The notion behind the Legion is that it’s a military unit for people that need to get away from their troubles at home and end up going to harsh environments on the other side of the world. Well, like any military force that gets a reputation for being full of tough, expendable soldiers, there are many aspects of the Legion that make it definitely worth your time to get to know better.
10. Inauspicious Origins
You might think that an organization that’s notorious for accepting recruits from around the world is in some way meant to be forward-thinking or idealistic. The Foreign Legion was definitely not that. Signed into being by King Louis-Philippe in 1831, it was intended as a lowkey way to take all the surviving revolutionaries from the July Revolution of 1830 and send them somewhere far away instead of sowing resentment by executing them. It was also a method of getting rid of immigrants, hence its extremely diverse population from the beginning among the rank and file.

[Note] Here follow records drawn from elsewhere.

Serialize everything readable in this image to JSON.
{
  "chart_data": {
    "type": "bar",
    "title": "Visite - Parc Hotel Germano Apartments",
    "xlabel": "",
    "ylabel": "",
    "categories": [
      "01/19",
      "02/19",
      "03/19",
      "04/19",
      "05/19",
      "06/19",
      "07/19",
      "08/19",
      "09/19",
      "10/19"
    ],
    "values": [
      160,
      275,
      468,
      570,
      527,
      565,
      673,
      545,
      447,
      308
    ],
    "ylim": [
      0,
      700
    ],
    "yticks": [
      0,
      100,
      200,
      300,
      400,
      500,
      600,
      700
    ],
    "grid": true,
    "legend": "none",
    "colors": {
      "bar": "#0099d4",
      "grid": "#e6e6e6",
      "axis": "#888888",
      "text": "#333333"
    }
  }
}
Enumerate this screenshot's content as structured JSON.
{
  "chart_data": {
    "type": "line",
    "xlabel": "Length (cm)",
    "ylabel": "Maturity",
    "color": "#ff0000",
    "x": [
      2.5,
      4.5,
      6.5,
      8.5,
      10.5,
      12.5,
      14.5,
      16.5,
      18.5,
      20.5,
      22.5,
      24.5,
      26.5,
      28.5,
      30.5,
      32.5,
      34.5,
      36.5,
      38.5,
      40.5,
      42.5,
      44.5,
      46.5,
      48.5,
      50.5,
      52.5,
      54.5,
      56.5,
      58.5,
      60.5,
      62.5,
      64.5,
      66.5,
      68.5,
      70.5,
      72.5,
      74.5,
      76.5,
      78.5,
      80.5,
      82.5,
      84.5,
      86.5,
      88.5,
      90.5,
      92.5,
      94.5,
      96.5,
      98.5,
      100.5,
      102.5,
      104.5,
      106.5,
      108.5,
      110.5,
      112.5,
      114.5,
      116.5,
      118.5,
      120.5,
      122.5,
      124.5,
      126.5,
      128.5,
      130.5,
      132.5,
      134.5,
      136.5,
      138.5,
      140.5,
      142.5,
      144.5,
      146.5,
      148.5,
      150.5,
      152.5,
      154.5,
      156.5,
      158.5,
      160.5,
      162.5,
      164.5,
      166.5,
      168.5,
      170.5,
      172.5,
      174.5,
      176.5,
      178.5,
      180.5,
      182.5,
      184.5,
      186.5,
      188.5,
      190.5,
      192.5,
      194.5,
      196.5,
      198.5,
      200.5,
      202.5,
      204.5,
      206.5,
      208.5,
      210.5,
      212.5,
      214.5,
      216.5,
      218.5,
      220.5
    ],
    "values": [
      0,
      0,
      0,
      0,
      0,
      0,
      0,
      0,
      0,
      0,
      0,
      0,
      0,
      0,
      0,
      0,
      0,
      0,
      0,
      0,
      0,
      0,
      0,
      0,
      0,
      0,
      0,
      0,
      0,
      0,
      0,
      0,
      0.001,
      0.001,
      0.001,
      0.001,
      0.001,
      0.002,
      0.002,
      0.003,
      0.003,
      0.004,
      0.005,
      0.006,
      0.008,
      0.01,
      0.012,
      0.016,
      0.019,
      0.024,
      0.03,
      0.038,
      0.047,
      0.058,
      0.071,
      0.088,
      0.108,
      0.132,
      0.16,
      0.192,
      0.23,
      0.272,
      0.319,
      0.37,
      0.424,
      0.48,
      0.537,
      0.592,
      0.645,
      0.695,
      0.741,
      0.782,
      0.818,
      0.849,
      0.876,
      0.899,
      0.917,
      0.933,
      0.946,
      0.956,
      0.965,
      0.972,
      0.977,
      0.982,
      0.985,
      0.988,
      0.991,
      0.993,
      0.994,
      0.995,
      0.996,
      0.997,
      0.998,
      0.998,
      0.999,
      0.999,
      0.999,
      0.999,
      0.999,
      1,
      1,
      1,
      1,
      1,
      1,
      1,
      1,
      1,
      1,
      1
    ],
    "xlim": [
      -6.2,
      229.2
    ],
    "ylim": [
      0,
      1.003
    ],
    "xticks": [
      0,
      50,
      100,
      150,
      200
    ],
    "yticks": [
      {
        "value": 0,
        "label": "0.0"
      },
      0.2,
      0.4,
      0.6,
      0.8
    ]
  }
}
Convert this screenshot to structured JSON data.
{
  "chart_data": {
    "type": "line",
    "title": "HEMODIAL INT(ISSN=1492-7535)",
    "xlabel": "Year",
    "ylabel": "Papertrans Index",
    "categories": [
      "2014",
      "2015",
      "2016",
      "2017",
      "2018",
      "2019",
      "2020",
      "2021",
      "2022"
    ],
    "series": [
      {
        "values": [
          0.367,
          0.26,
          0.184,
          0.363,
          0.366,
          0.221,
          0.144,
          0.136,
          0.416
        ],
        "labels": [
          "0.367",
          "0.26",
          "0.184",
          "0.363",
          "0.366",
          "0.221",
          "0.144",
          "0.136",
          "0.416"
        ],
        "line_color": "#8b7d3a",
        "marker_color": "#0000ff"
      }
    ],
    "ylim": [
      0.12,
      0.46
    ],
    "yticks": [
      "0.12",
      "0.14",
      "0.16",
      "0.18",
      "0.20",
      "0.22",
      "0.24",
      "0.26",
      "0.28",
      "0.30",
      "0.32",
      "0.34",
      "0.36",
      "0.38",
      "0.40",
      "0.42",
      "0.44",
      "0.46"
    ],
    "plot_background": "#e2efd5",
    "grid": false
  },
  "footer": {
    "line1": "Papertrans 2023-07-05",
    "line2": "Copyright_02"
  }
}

The Legion took a long time to go from a way of sweeping undesirables under the rug to an institution anyone would want to romanticize. After serving garrison duty in the colony of Algeria, in 1835 they were sent to fight in Spain where they suffered heavy casualties and were criticized as being constantly on the verge of mutiny. Even as late as 1861 when they were back in Algeria, their commanding general Ulrich told high command that the unit should be disbanded since desertion was rife and the soldiers were so badly disciplined otherwise that they couldn’t be issued ammunition or be given two pairs of shoes lest they sell their spare pair. It wouldn’t be until after World War One that they gained mainstream respectability in France.